78. '...in protecting oneself one protects others': The principle indicated here in brief can be appreciated the better with the aid of the following exhortation by the Buddha at S. II 29:
"Wherefore, monks, you stir up energy that you may reach what is still unreached, that you may attain what is still unattained, that you may realize what is still unrealized. 'Thus will this going-forth of ours not be barren, but fruitful and of consequence. And those offerings of them whose requisites of robes, almsfood, lodgings and medicaments we enjoy, shall, on our part, be of great fruit, of great consequence for them.' Verily, it is thus, monks, that you should train yourselves.
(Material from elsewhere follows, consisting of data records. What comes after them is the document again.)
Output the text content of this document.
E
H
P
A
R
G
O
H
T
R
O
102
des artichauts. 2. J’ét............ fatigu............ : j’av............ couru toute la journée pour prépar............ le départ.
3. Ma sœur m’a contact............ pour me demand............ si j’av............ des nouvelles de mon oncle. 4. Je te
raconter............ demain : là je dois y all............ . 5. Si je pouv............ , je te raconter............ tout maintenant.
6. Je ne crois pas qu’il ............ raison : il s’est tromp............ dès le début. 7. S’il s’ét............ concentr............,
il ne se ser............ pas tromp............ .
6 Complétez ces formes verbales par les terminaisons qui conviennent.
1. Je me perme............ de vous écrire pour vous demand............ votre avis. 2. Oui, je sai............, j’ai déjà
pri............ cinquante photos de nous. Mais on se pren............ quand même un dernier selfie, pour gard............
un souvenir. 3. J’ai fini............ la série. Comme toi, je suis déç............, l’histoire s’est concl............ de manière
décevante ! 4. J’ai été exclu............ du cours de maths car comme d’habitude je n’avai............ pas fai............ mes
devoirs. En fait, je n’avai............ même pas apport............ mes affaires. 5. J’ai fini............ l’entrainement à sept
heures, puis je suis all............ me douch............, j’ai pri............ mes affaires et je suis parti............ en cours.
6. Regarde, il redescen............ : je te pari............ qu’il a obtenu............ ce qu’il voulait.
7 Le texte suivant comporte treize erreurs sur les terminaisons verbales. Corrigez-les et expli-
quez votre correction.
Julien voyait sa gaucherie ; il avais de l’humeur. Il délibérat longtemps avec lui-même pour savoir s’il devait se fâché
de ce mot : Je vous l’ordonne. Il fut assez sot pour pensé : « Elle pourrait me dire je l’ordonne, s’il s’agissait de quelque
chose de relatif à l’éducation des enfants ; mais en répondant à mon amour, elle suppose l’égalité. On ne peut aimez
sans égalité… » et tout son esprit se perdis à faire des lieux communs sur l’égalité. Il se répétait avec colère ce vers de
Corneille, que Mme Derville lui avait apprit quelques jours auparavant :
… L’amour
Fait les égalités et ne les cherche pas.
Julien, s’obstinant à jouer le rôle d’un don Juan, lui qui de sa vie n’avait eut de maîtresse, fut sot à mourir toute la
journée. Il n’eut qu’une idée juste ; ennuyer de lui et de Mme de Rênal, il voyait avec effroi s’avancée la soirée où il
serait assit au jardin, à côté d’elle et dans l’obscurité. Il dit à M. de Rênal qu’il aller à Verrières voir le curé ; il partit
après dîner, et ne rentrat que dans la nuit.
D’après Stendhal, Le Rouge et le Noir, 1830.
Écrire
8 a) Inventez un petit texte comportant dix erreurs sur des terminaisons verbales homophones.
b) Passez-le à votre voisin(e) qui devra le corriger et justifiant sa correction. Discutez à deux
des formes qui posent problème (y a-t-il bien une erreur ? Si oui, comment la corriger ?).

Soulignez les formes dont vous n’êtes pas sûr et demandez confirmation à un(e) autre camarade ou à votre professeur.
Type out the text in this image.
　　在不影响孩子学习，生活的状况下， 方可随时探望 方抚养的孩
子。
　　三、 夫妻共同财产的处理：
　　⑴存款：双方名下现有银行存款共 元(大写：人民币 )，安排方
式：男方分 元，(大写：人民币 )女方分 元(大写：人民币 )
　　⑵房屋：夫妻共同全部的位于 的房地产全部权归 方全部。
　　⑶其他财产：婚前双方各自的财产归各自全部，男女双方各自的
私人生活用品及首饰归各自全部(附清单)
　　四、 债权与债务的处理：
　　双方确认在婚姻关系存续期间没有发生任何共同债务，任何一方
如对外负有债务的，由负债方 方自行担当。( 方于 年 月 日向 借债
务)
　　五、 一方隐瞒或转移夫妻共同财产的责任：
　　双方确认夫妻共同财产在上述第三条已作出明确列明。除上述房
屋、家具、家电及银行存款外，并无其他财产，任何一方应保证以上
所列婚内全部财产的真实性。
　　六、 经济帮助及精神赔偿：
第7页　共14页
For one who discerns his own good, this is enough to call up diligent effort. For one who discerns another's good, this is enough to call up diligent effort. For one who discerns the good of both, this is enough to call up diligent effort."
'The frequent practice, development and making much of mindfulness' recommended by our sutta, is one that is conducive to the good of both oneself and others. As the commentary observes, even the mere appreciation of a monk who, by his diligent practice, attains to arahantship, will be a thought productive of great merit. Besides, one's devotion to the practice and exemplary life can be a source of inspiration to others. Since greed, hatred and delusion are the mainsprings of all evil intentions resulting in harm to oneself and others, in protecting one's mind from them, one is at the same time, protecting others as well.
79. '...in protecting others, one protects oneself:'
Forbearance, non-violence, loving-kindness and compassion, being positive altruistic attitudes, directly concern one's relations with the outside world. Yet, on the mental side too, they exercise a wholesome influence conducive to one's own spiritual growth. They are all 'object-lessons' in the practice of mindfulness.